CellCountPlot(pg_data_combined, group_by = "cell_type", color_by = "condition")
Compact annotation alternative - Marker gating
Besides differential abundance approaches as shown above, we can use the dsb normalized abundance with fixed thresholds for gating based annotation. In this tutorial we choose a dsb value of 1.5 as gate threshold since the non-expressing population are centered at 0 with a standard deviation close to 1 with dsb normalization. A cell can be annotated as a cell type if passes through the corresponding positive and negative marker gates. In the code below, we annotate a cell to the cell type with the highest ratio of passing gates. If for none of the cell types, the cell passes more than 75% of the gates, it will be annotated as “other”.

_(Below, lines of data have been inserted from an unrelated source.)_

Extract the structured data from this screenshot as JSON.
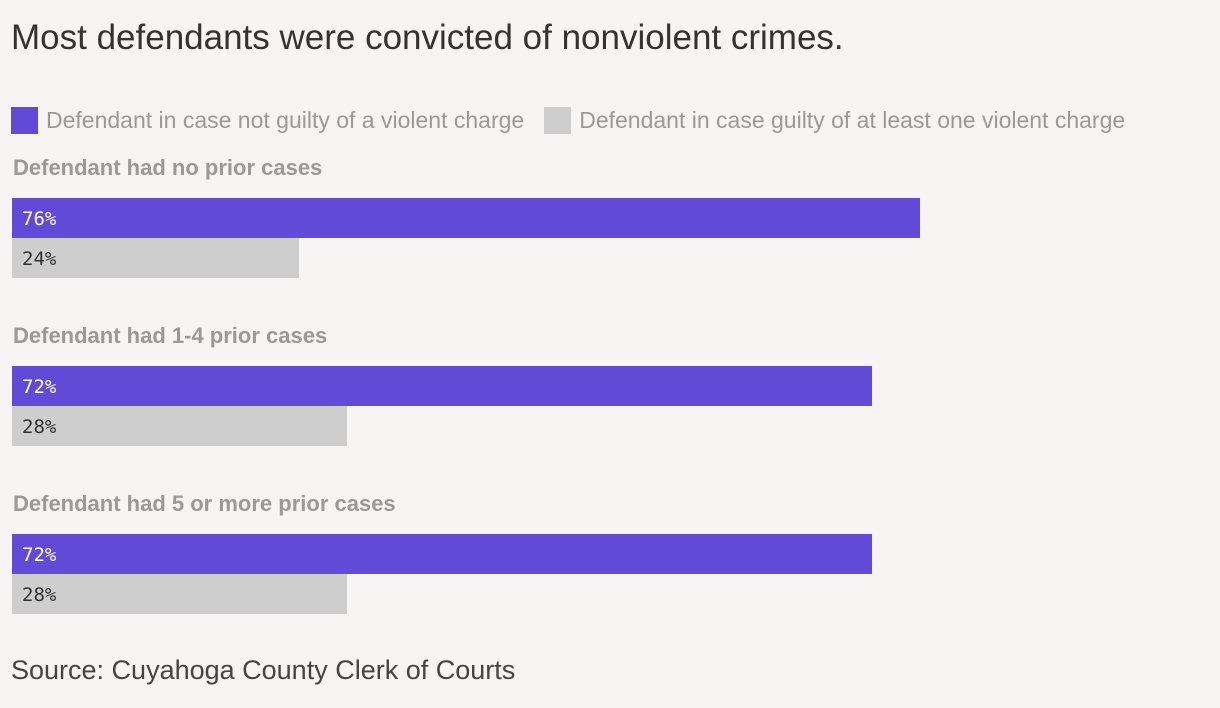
{
  "chart_data": {
    "type": "bar",
    "orientation": "horizontal",
    "title": "Most defendants were convicted of nonviolent crimes.",
    "categories": [
      "Defendant had no prior cases",
      "Defendant had 1-4 prior cases",
      "Defendant had 5 or more prior cases"
    ],
    "series": [
      {
        "name": "Defendant in case not guilty of a violent charge",
        "color": "#614bd6",
        "label_color": "#ffffff",
        "values": [
          76,
          72,
          72
        ],
        "labels": [
          "76%",
          "72%",
          "72%"
        ]
      },
      {
        "name": "Defendant in case guilty of at least one violent charge",
        "color": "#cecece",
        "label_color": "#333333",
        "values": [
          24,
          28,
          28
        ],
        "labels": [
          "24%",
          "28%",
          "28%"
        ]
      }
    ],
    "xlim": [
      0,
      100
    ],
    "unit": "%",
    "grid": false,
    "legend": "top-left",
    "source": "Source: Cuyahoga County Clerk of Courts"
  }
}
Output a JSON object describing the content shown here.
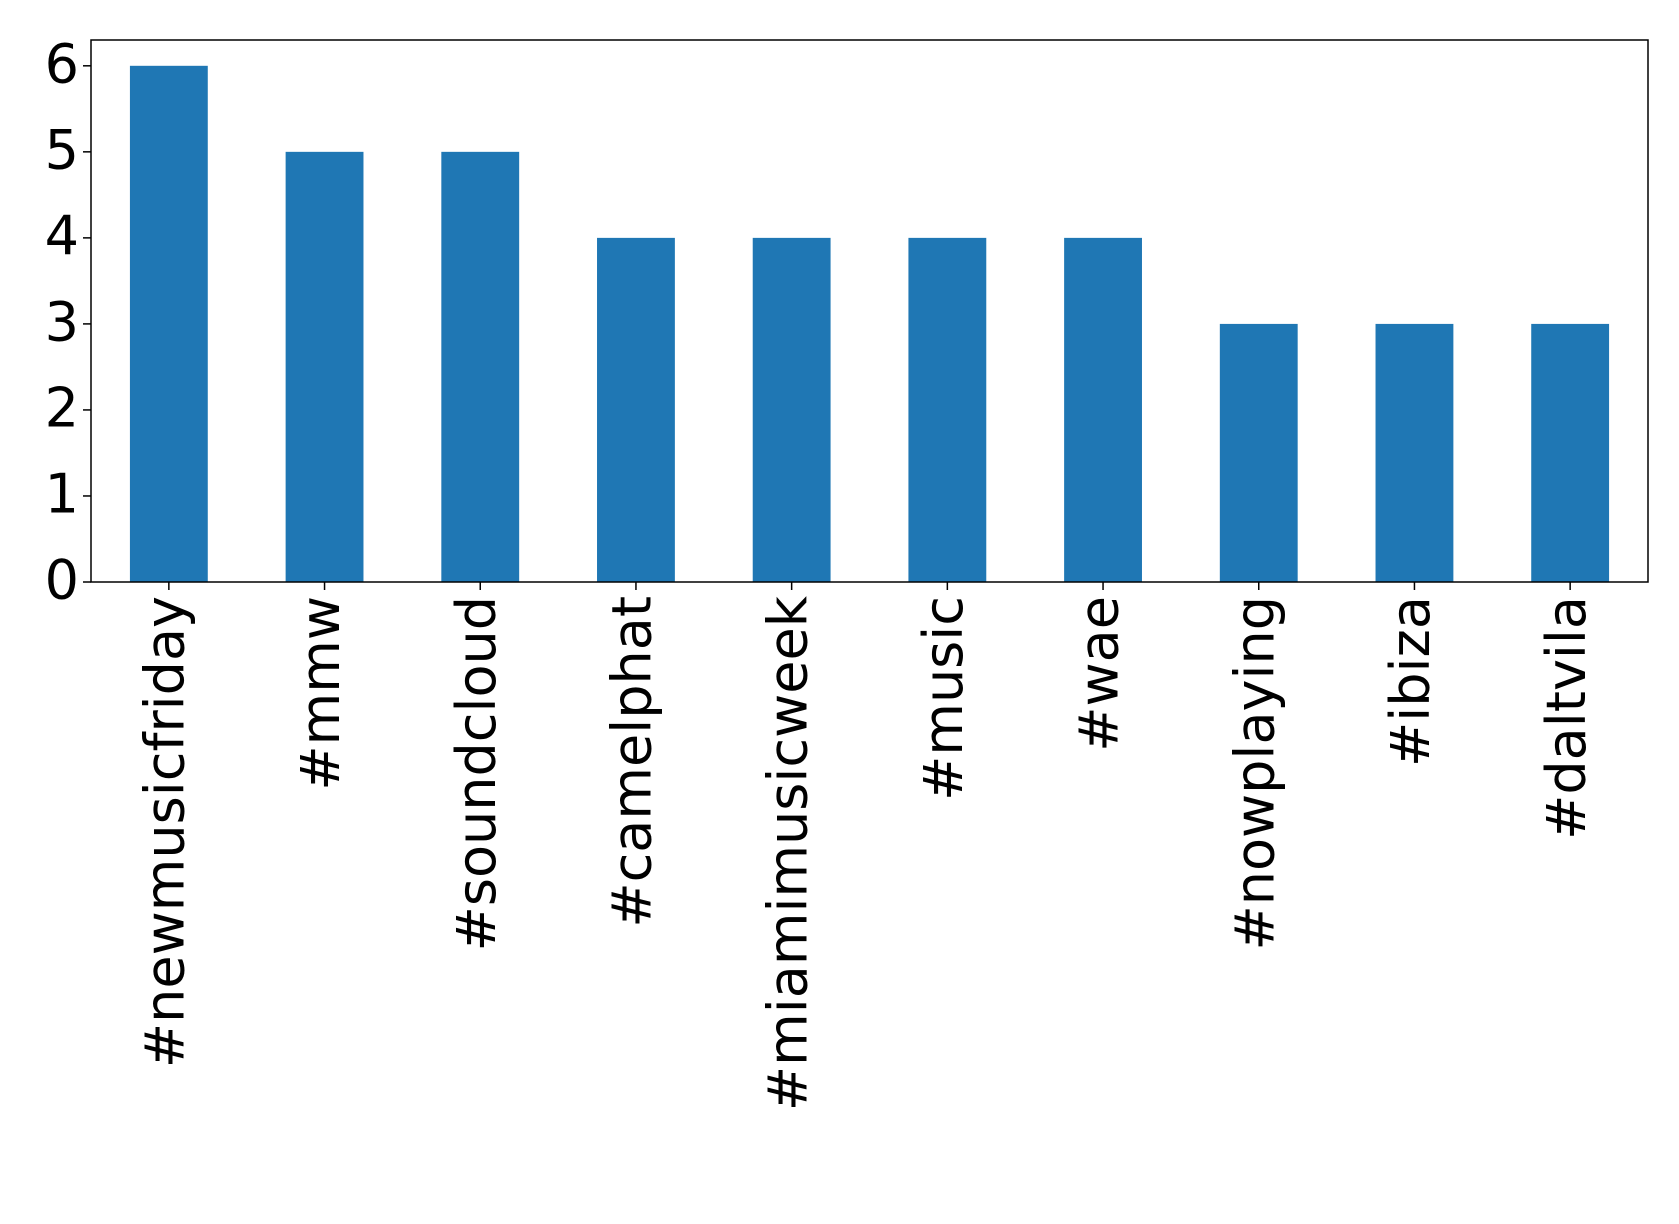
{
  "chart_data": {
    "type": "bar",
    "categories": [
      "#newmusicfriday",
      "#mmw",
      "#soundcloud",
      "#camelphat",
      "#miamimusicweek",
      "#music",
      "#wae",
      "#nowplaying",
      "#ibiza",
      "#daltvila"
    ],
    "values": [
      6,
      5,
      5,
      4,
      4,
      4,
      4,
      3,
      3,
      3
    ],
    "color": "#1f77b4",
    "ylim": [
      0,
      6.3
    ],
    "yticks": [
      0,
      1,
      2,
      3,
      4,
      5,
      6
    ],
    "grid": false
  }
}
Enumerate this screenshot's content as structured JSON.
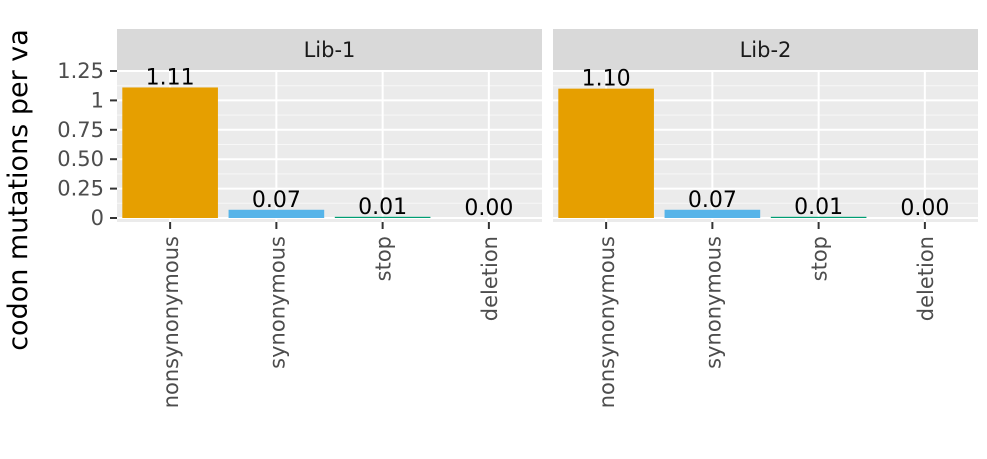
{
  "chart_data": {
    "type": "bar",
    "ylabel": "codon mutations per va",
    "ylim": [
      0,
      1.25
    ],
    "yticks": [
      "0",
      "0.25",
      "0.50",
      "0.75",
      "1",
      "1.25"
    ],
    "ytick_values": [
      0,
      0.25,
      0.5,
      0.75,
      1.0,
      1.25
    ],
    "categories": [
      "nonsynonymous",
      "synonymous",
      "stop",
      "deletion"
    ],
    "category_colors": [
      "#E69F00",
      "#56B4E9",
      "#009E73",
      "#F0E442"
    ],
    "grid": true,
    "panels": [
      {
        "label": "Lib-1",
        "values": [
          1.11,
          0.07,
          0.01,
          0.0
        ],
        "value_labels": [
          "1.11",
          "0.07",
          "0.01",
          "0.00"
        ]
      },
      {
        "label": "Lib-2",
        "values": [
          1.1,
          0.07,
          0.01,
          0.0
        ],
        "value_labels": [
          "1.10",
          "0.07",
          "0.01",
          "0.00"
        ]
      }
    ]
  },
  "colors": {
    "panel_background": "#ebebeb",
    "strip_background": "#d9d9d9",
    "grid_major": "#ffffff"
  }
}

# Define a list of cell-type specific markers, a minus sign indicates the marker should not be expressed in this cell-type
celltype_marker_list <- list(
"CD8T" = c("CD3E", "CD8", "-CD4", "-CD26", "-CD328"),
"CD4T" = c("CD3E", "CD4", "-CD8", "-CD26", "-CD328"),
"B" = c("CD19", "CD20", "CD22", "-CD3E"),
"Monocyte" = c("CD1d", "CD36", "-CD3E", "-CD20")
)
# Define a function to calculate per cell the ratio of markers passing the gating strategy
calc_gates_passed <- function(expression_data, marker_sets, threshold){
expression_data <- t(expression_data)
gate_threshold <- threshold
celltypes <- names(marker_sets)
celltype_score <- matrix(0, nrow = nrow(expression_data), ncol = length(marker_sets))
rownames(celltype_score) <- rownames(expression_data)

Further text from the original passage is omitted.